What I’m seeing at Canucks development camp: Braeden Cootes, Adam Novotný and more
ABBOTSFORD, B.C. — As you’d expect given that co-presidents Henrik and Daniel Sedin and general manager Ryan Johnson have their managerial roots in player development, Vancouver Canucks development camp had a different look and feel in comparison with years past.
It also had a new location, at the Rogers Forum, where the Abbotsford Canucks play.

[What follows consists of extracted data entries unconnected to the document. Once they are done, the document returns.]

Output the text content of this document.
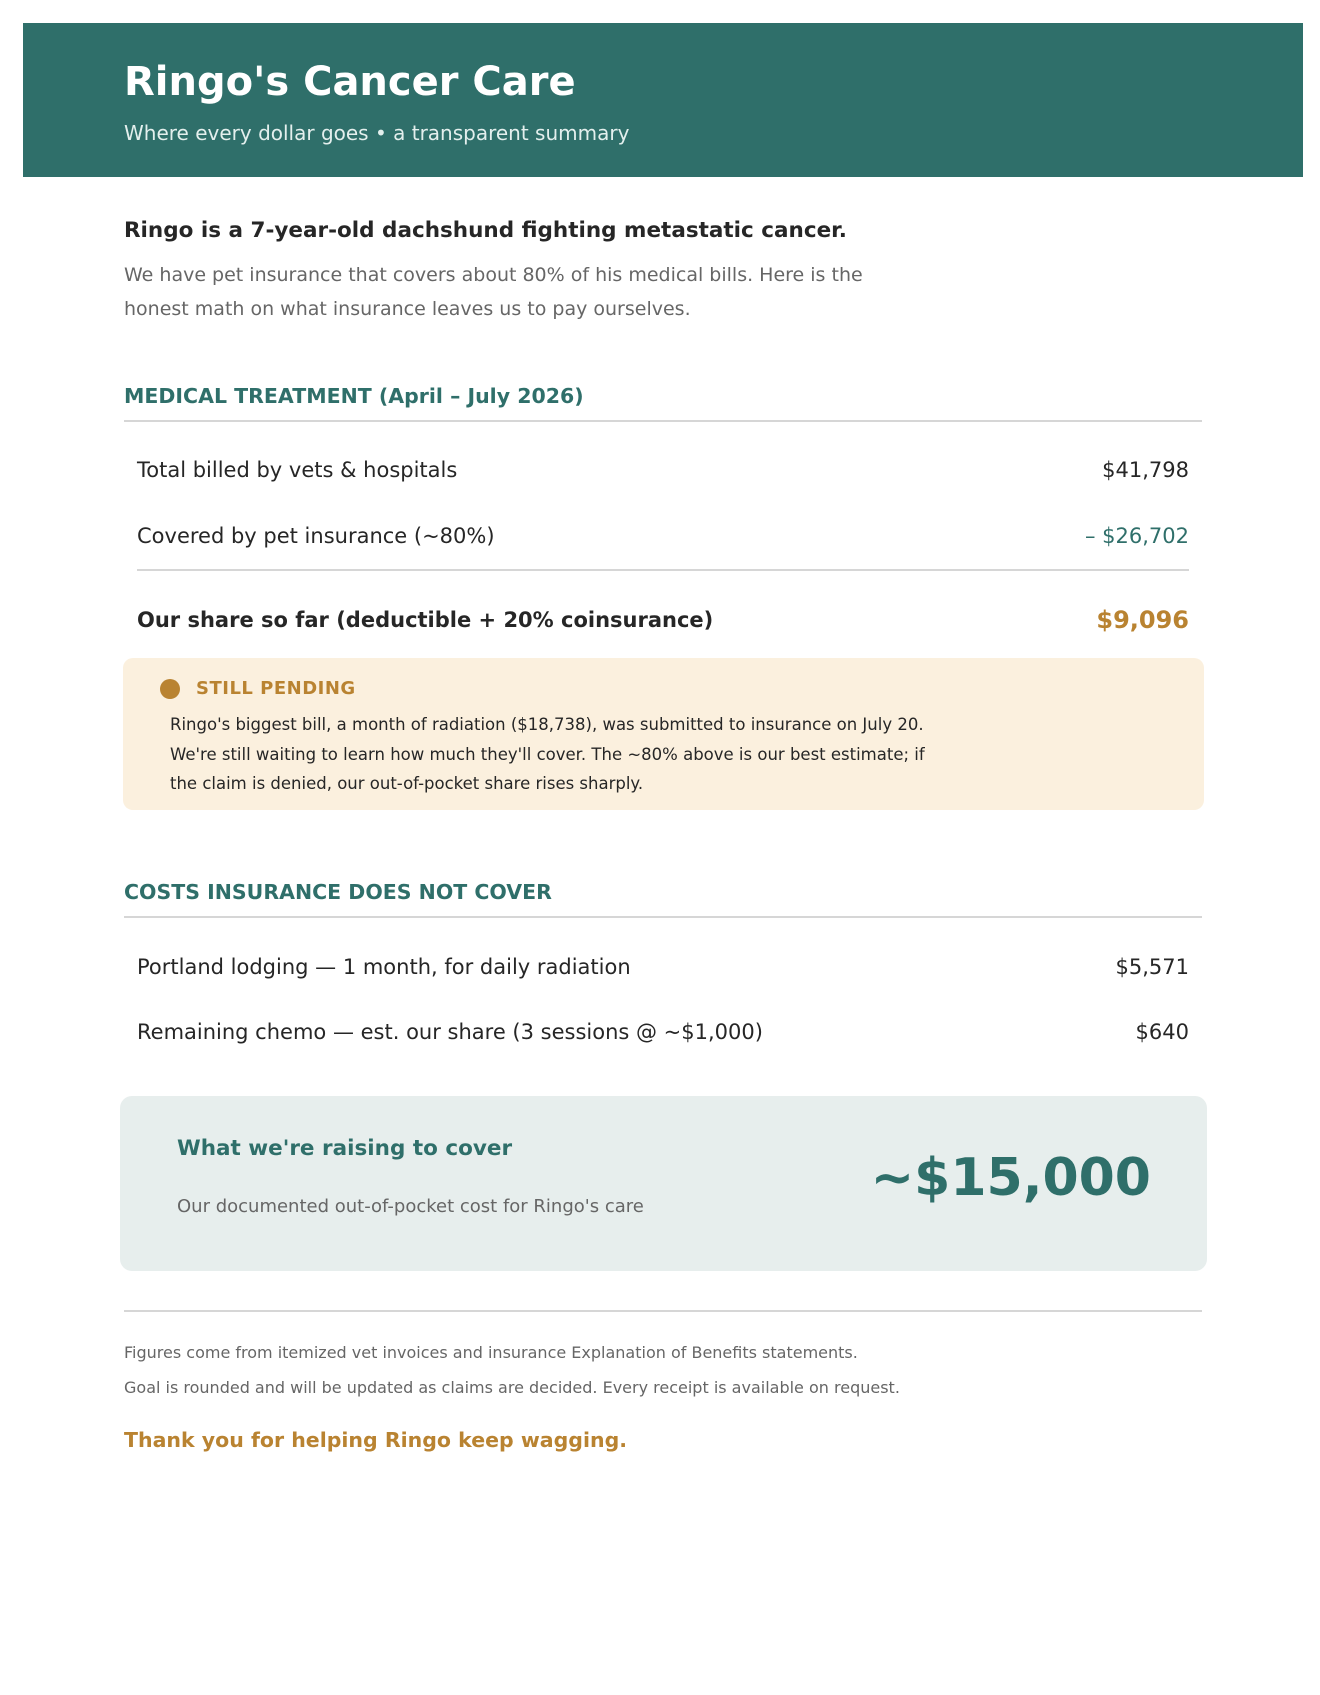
Ringo's Cancer Care
Where every dollar goes • a transparent summary
Ringo is a 7-year-old dachshund fighting metastatic cancer.
We have pet insurance that covers about 80% of his medical bills. Here is the honest math on what insurance leaves us to pay ourselves.
MEDICAL TREATMENT (April – July 2026)
Total billed by vets & hospitals	$41,798
Covered by pet insurance (~80%)	– $26,702
Our share so far (deductible + 20% coinsurance)	$9,096
STILL PENDING
Ringo's biggest bill, a month of radiation ($18,738), was submitted to insurance on July 20. We're still waiting to learn how much they'll cover. The ~80% above is our best estimate; if the claim is denied, our out-of-pocket share rises sharply.
COSTS INSURANCE DOES NOT COVER
Portland lodging — 1 month, for daily radiation	$5,571
Remaining chemo — est. our share (3 sessions @ ~$1,000)	$640
What we're raising to cover
Our documented out-of-pocket cost for Ringo's care	~$15,000
Figures come from itemized vet invoices and insurance Explanation of Benefits statements.
Goal is rounded and will be updated as claims are decided. Every receipt is available on request.
Thank you for helping Ringo keep wagging.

There are downsides, of course, to this approach. For example, Niklas Aaram-Olsen, the Norwegian sharpshooter selected in the second round of the 2026 NHL Draft, had never been to Vancouver previously. He told The Athletic on Thursday that he wouldn’t really have a chance to see the city and what it has to offer before departing back home to Oslo to prepare for his first collegiate season at Boston University this August.
The upside, however, is that the facility is entirely controlled by the Canucks, and it’s fit for professional players. The Canucks also tweaked the content of development camp. There was a pronounced emphasis on the professional standards expected of players, and matching much of what the twins and Johnson have told fans publicly, those expectations extended from on-ice instruction and play to working out in the gym to interacting with the community and participating in good works.
On Tuesday, following the first on-ice session of development camp, Canucks prospects went to volunteer at a Fraser Valley food bank, as the club’s cultural rebuild continues, too.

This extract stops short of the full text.